Anya no País das Maravilhas
Para Eloise (Thomasin McKenzie), os anos 1960 foram uma época de um perfeito deslumbramento. A jovem sonha com essa década, a nível musical e estético, mas também com quotidiano, frequentando um imaginário trazido pelos adereços sobreviventes. Esse “desejo” fará com que, em parte, Eloise encontre o seu pesadelo. Materializada em Anya Taylor-Joy, a reluzente Sandie, jovem ambiciosa e ingénua que anseia um lugar cativo no mundo do espectáculo de Soho e se vê envolvida numa espiral descendente por lidar com uma realidade para lá da “máscara”. Ou, como é literalmente representado numa sequência afunilada e sufocante, nos bastidores da “fantasia”.
Curiosamente, o realizador Edgar Wright trabalha a nostalgia em "Last Night in Soho" não como uma vertente estática, mas sujeita a desconstruções e revisionismos. Será que temos medo desse olhar mais crítico? Ou temos que preservar a fantasia dos últimos dias? São questões que esta variação e aspiração dos filmes "Suspiria" e "Repulsa" poderiam suscitar, mas Edgar Wright é, infelizmente, todo ele entranhado por saudosismos e por um cinema de citação e recitação sem grande pose crítica (o que já vem das paródias passivas de “Shaun of the Dead” e “Hot Fuzz”, até à 'playlist' integrada de “Baby Driver”).

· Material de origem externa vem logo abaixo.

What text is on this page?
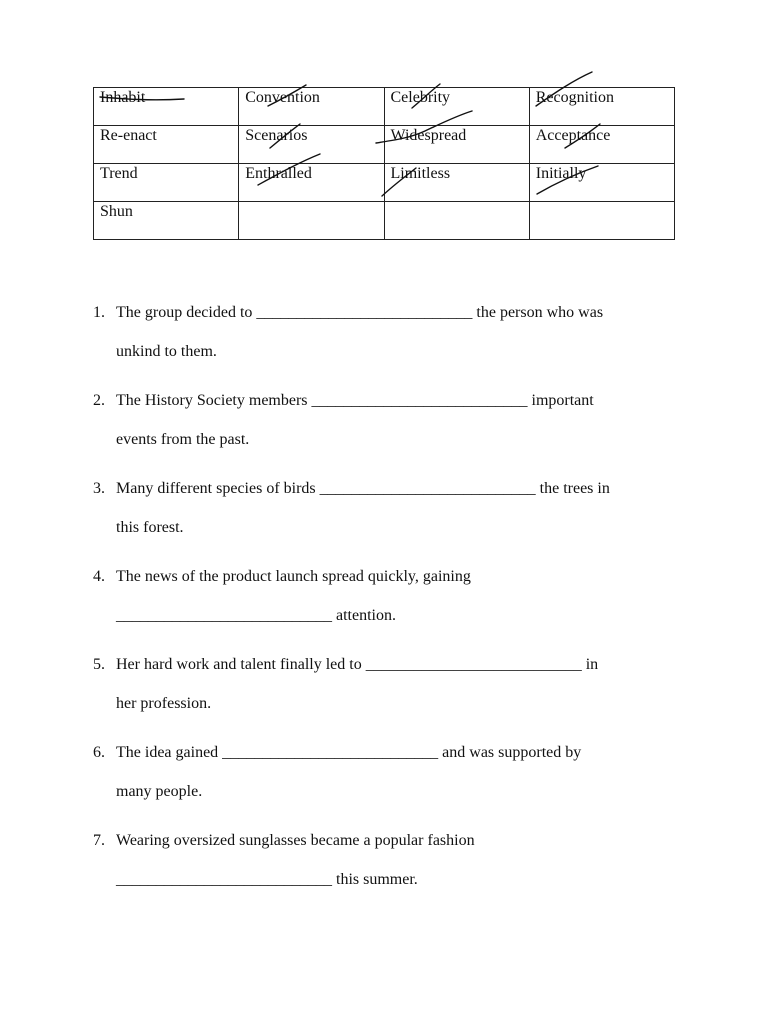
Inhabit	Convention	Celebrity	Recognition
Re-enact	Scenarios	Widespread	Acceptance
Trend	Enthralled	Limitless	Initially
Shun			
1. The group decided to ___________________________ the person who was
unkind to them.
2. The History Society members ___________________________ important
events from the past.
3. Many different species of birds ___________________________ the trees in
this forest.
4. The news of the product launch spread quickly, gaining
___________________________ attention.
5. Her hard work and talent finally led to ___________________________ in
her profession.
6. The idea gained ___________________________ and was supported by
many people.
7. Wearing oversized sunglasses became a popular fashion
___________________________ this summer.
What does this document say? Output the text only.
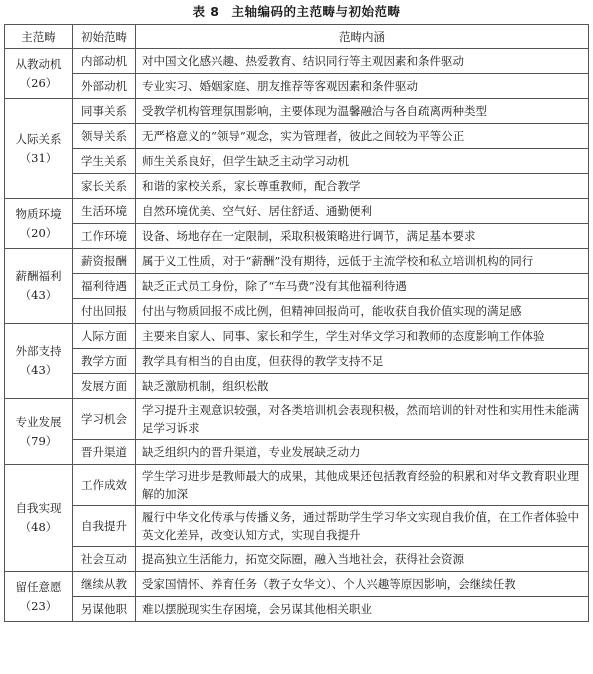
表 8 主轴编码的主范畴与初始范畴
主范畴	初始范畴	范畴内涵

从教动机
（26）	内部动机	对中国文化感兴趣、热爱教育、结识同行等主观因素和条件驱动
	外部动机	专业实习、婚姻家庭、朋友推荐等客观因素和条件驱动

人际关系
（31）	同事关系	受教学机构管理氛围影响，主要体现为温馨融洽与各自疏离两种类型
	领导关系	无严格意义的“领导”观念，实为管理者，彼此之间较为平等公正
	学生关系	师生关系良好，但学生缺乏主动学习动机
	家长关系	和谐的家校关系，家长尊重教师，配合教学

物质环境
（20）	生活环境	自然环境优美、空气好、居住舒适、通勤便利
	工作环境	设备、场地存在一定限制，采取积极策略进行调节，满足基本要求

薪酬福利
（43）	薪资报酬	属于义工性质，对于“薪酬”没有期待，远低于主流学校和私立培训机构的同行
	福利待遇	缺乏正式员工身份，除了“车马费”没有其他福利待遇
	付出回报	付出与物质回报不成比例，但精神回报尚可，能收获自我价值实现的满足感

外部支持
（43）	人际方面	主要来自家人、同事、家长和学生，学生对华文学习和教师的态度影响工作体验
	教学方面	教学具有相当的自由度，但获得的教学支持不足
	发展方面	缺乏激励机制，组织松散

专业发展
（79）	学习机会	学习提升主观意识较强，对各类培训机会表现积极，然而培训的针对性和实用性未能满足学习诉求
	晋升渠道	缺乏组织内的晋升渠道，专业发展缺乏动力

自我实现
（48）	工作成效	学生学习进步是教师最大的成果，其他成果还包括教育经验的积累和对华文教育职业理解的加深
	自我提升	履行中华文化传承与传播义务，通过帮助学生学习华文实现自我价值，在工作者体验中英文化差异，改变认知方式，实现自我提升
	社会互动	提高独立生活能力，拓宽交际圈，融入当地社会，获得社会资源

留任意愿
（23）	继续从教	受家国情怀、养育任务（教子女华文）、个人兴趣等原因影响，会继续任教
	另谋他职	难以摆脱现实生存困境，会另谋其他相关职业
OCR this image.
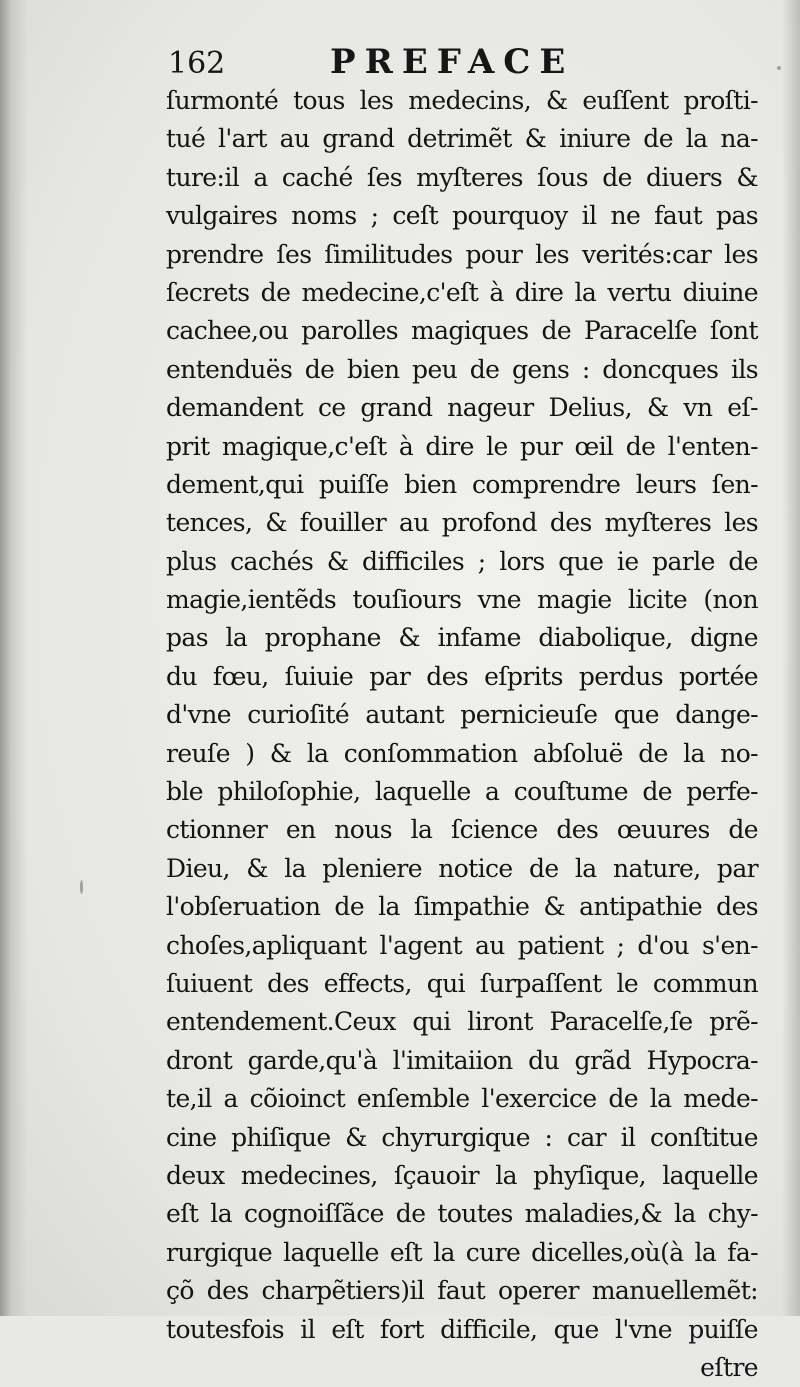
162	PREFACE
ſurmonté tous les medecins, & euſſent proſti-
tué l'art au grand detrimẽt & iniure de la na-
ture:il a caché ſes myſteres ſous de diuers &
vulgaires noms ; ceſt pourquoy il ne faut pas
prendre ſes ſimilitudes pour les verités:car les
ſecrets de medecine,c'eſt à dire la vertu diuine
cachee,ou parolles magiques de Paracelſe ſont
entenduës de bien peu de gens : doncques ils
demandent ce grand nageur Delius, & vn eſ-
prit magique,c'eſt à dire le pur œil de l'enten-
dement,qui puiſſe bien comprendre leurs ſen-
tences, & fouiller au profond des myſteres les
plus cachés & difficiles ; lors que ie parle de
magie,ientẽds touſiours vne magie licite (non
pas la prophane & infame diabolique, digne
du fœu, ſuiuie par des eſprits perdus portée
d'vne curioſité autant pernicieuſe que dange-
reuſe ) & la conſommation abſoluë de la no-
ble philoſophie, laquelle a couſtume de perfe-
ctionner en nous la ſcience des œuures de
Dieu, & la pleniere notice de la nature, par
l'obſeruation de la ſimpathie & antipathie des
choſes,apliquant l'agent au patient ; d'ou s'en-
ſuiuent des effects, qui ſurpaſſent le commun
entendement.Ceux qui liront Paracelſe,ſe prẽ-
dront garde,qu'à l'imitaiion du grãd Hypocra-
te,il a cõioinct enſemble l'exercice de la mede-
cine phiſique & chyrurgique : car il conſtitue
deux medecines, ſçauoir la phyſique, laquelle
eſt la cognoiſſãce de toutes maladies,& la chy-
rurgique laquelle eſt la cure dicelles,où(à la fa-
çõ des charpẽtiers)il faut operer manuellemẽt:
toutesfois il eſt fort difficile, que l'vne puiſſe
eſtre
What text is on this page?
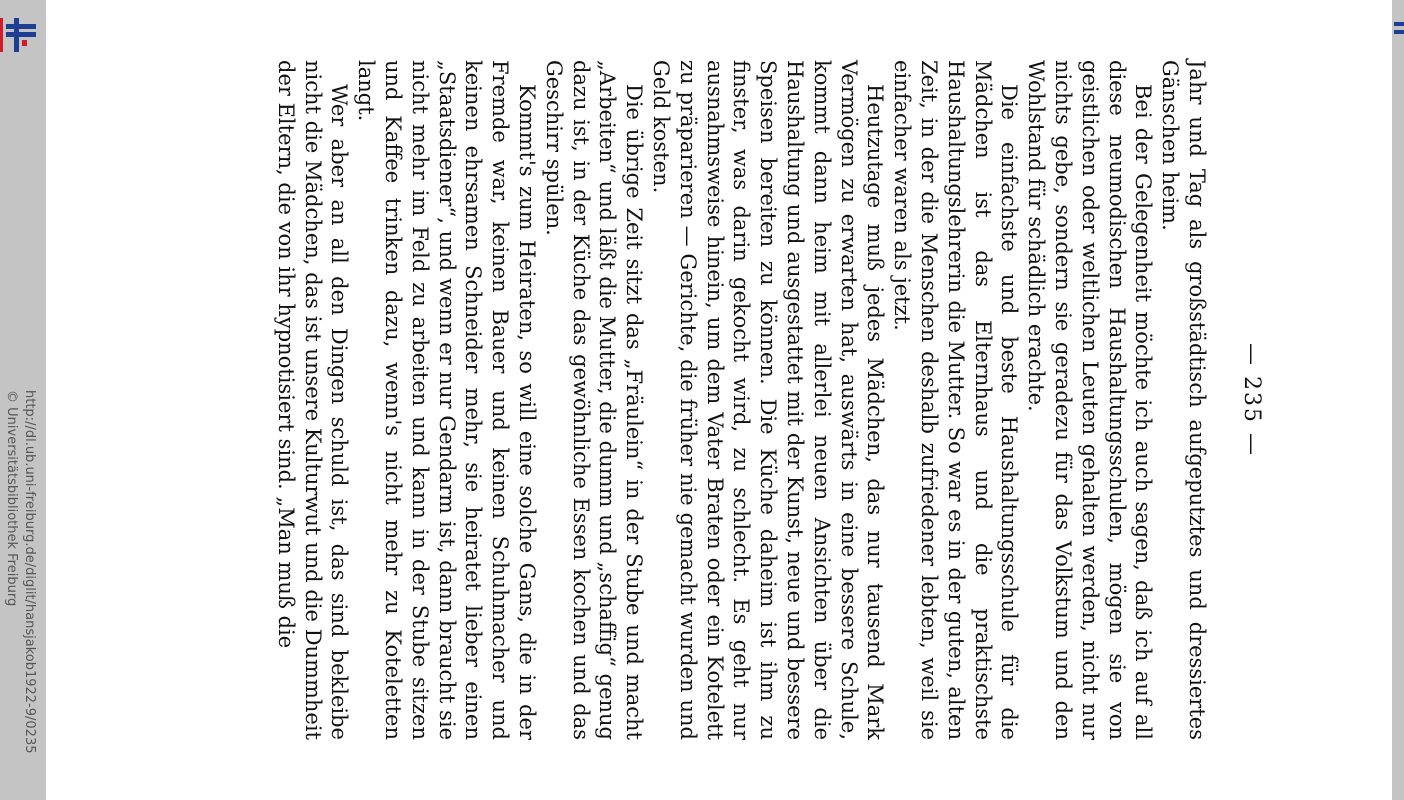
http://dl.ub.uni-freiburg.de/diglit/hansjakob1922-9/0235
© Universitätsbibliothek Freiburg	— 235 —

Jahr und Tag als großstädtisch aufgeputztes und dressiertes Gänschen heim.

Bei der Gelegenheit möchte ich auch sagen, daß ich auf all diese neumodischen Haushaltungsschulen, mögen sie von geistlichen oder weltlichen Leuten gehalten werden, nicht nur nichts gebe, sondern sie geradezu für das Volkstum und den Wohlstand für schädlich erachte.

Die einfachste und beste Haushaltungsschule für die Mädchen ist das Elternhaus und die praktischste Haushaltungslehrerin die Mutter. So war es in der guten, alten Zeit, in der die Menschen deshalb zufriedener lebten, weil sie einfacher waren als jetzt.

Heutzutage muß jedes Mädchen, das nur tausend Mark Vermögen zu erwarten hat, auswärts in eine bessere Schule, kommt dann heim mit allerlei neuen Ansichten über die Haushaltung und ausgestattet mit der Kunst, neue und bessere Speisen bereiten zu können. Die Küche daheim ist ihm zu finster, was darin gekocht wird, zu schlecht. Es geht nur ausnahmsweise hinein, um dem Vater Braten oder ein Kotelett zu präparieren — Gerichte, die früher nie gemacht wurden und Geld kosten.

Die übrige Zeit sitzt das „Fräulein“ in der Stube und macht „Arbeiten“ und läßt die Mutter, die dumm und „schaffig“ genug dazu ist, in der Küche das gewöhnliche Essen kochen und das Geschirr spülen.

Kommt's zum Heiraten, so will eine solche Gans, die in der Fremde war, keinen Bauer und keinen Schuhmacher und keinen ehrsamen Schneider mehr, sie heiratet lieber einen „Staatsdiener“, und wenn er nur Gendarm ist, dann braucht sie nicht mehr im Feld zu arbeiten und kann in der Stube sitzen und Kaffee trinken dazu, wenn's nicht mehr zu Koteletten langt.

Wer aber an all den Dingen schuld ist, das sind bekleibe nicht die Mädchen, das ist unsere Kulturwut und die Dummheit der Eltern, die von ihr hypnotisiert sind. „Man muß die
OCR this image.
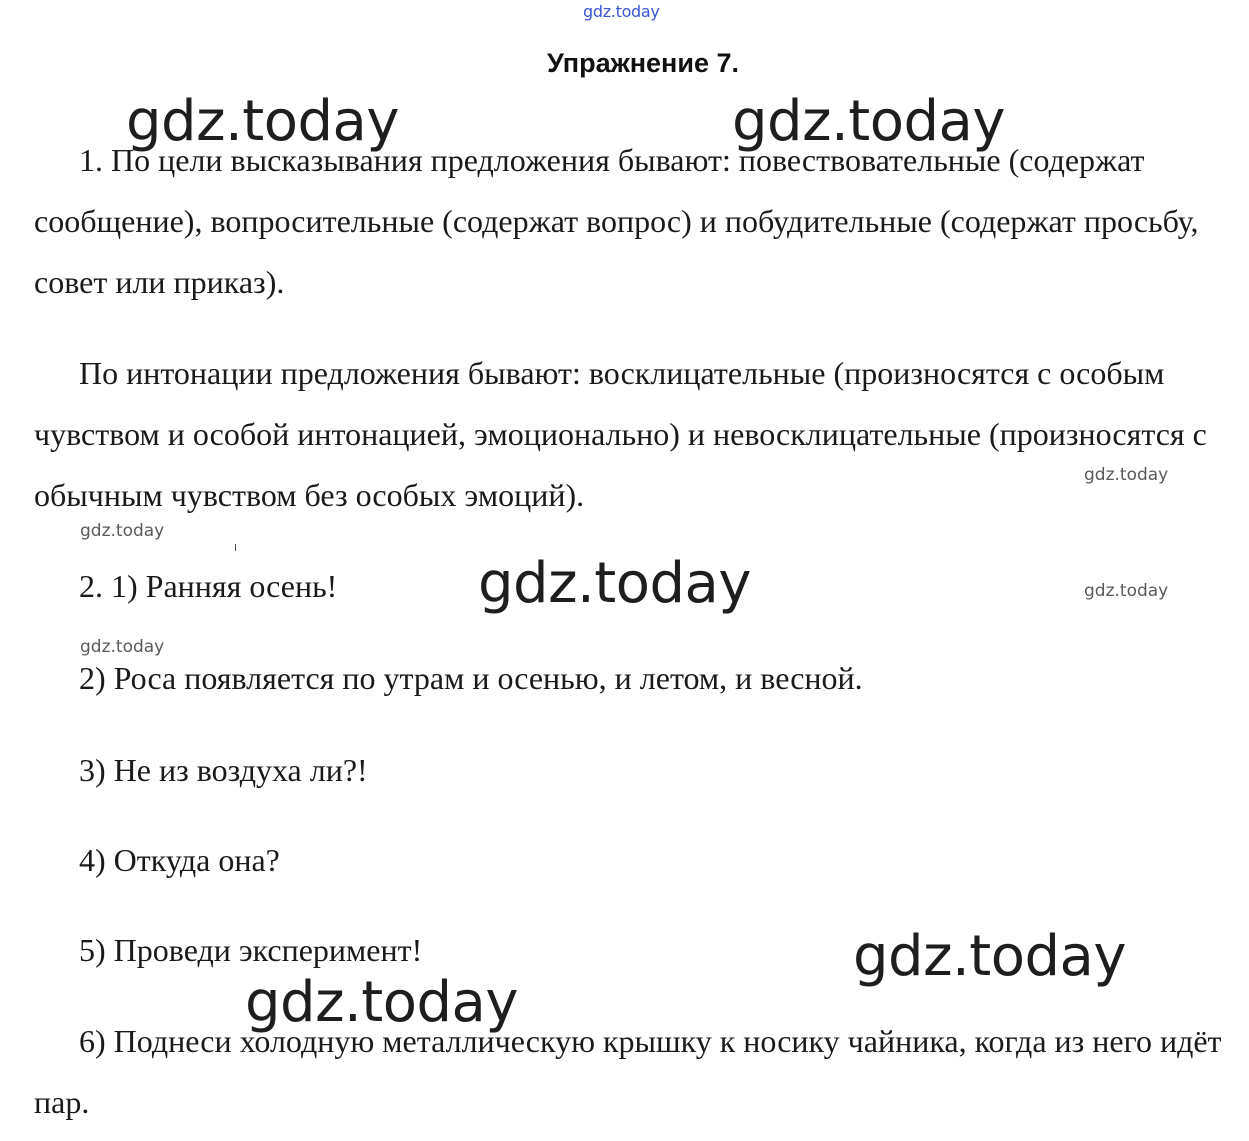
gdz.today
Упражнение 7.
1. По цели высказывания предложения бывают: повествовательные (содержат сообщение), вопросительные (содержат вопрос) и побудительные (содержат просьбу, совет или приказ).
По интонации предложения бывают: восклицательные (произносятся с особым чувством и особой интонацией, эмоционально) и невосклицательные (произносятся с обычным чувством без особых эмоций).
2. 1) Ранняя осень!
2) Роса появляется по утрам и осенью, и летом, и весной.
3) Не из воздуха ли?!
4) Откуда она?
5) Проведи эксперимент!
6) Поднеси холодную металлическую крышку к носику чайника, когда из него идёт пар.
gdz.today	gdz.today
gdz.today
gdz.today
gdz.today
gdz.today
gdz.today
gdz.today
gdz.today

Para além dessas piscadelas de cinéfilo colecionista, este que era um dos filmes de terror mais esperados do ano tende a enveredar por algumas tendências atuais, confundindo-as com modernidade, mas que não correspondem à sua verdadeira natureza. A saber: a de uma variação de género hipnotizado pelo legado e, com isso, formalmente, dependente dele. Neste coração “lufa-lufa” artificial habita Anya Taylor-Joy, já depois de consagrada por "The Queen's Gambit", um corpo celeste que se movimenta numa órbita própria, desconectada de todo o filme. Ela e a sua fantasmagórica personagem, ora avatar, ora premonição, indiciam uma obra que “Last Night in Soho” nunca consegue ser, optando por ceder , como se vê no clímax, ao artificialismo tecnológico.